I've only skimmed it (and I don't have time to read it closer today) but this looks to be a decent academic paper that explores some of the problems with Grizzly Man:

Conceiving Grizzly Man through the "Powers of the False"

...

But is Grizzly Man a documentary at all? Is it a "true" or appropriate representation of reality? Grizzly Man engages in "creative falsification" -- a cinematic concept theorized by Gilles Deleuze in which the filmmaker generates optical images which bond to virtual images (or images that evoke a people's general past, fantasies, and dreams) to reveal some representation of "truth"

https://www.nottingham.ac.uk/scope/documents/2008/june-2008/...


Fascinating paper. The primary point doesn't seem to be that Hetzog has bent any facts, but willfully presents his subjective interpretation of the world.

It is more akin to the idea that all perception, thought, meaning, and opinions operate in a realm distinct from the material world.

The following sentences after your quote make this clear.

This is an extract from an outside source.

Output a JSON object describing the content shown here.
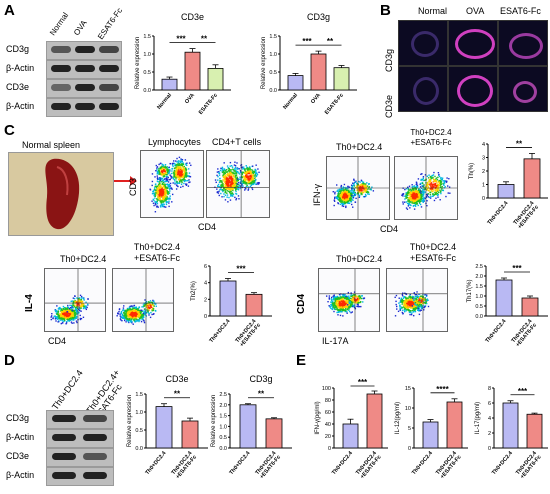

>But is Grizzly Man a documentary at all? Is it a "true" or appropriate representation of reality? Most scholars presently writing on documentary posit that the duplication of realities through cinema is always fictional because of its use of rhetorical figures and emblematic symbolism, regardless of claims of objectivity or historical significance. As a filmmaker, Herzog shares this ideological: all documentary is false even if it conveys the myth of objectivity


> doubt that it's a straight factual account of what happened.

Maybe I'm misremembering but I don't remember this "documentary" having any narrative or facts. It's not trying to teach you anything reality, it just seems to be about 2 people perspectives about living in nature amongst bears. Again, it was a while ago since I watched it so maybe I'm not remembering accurately.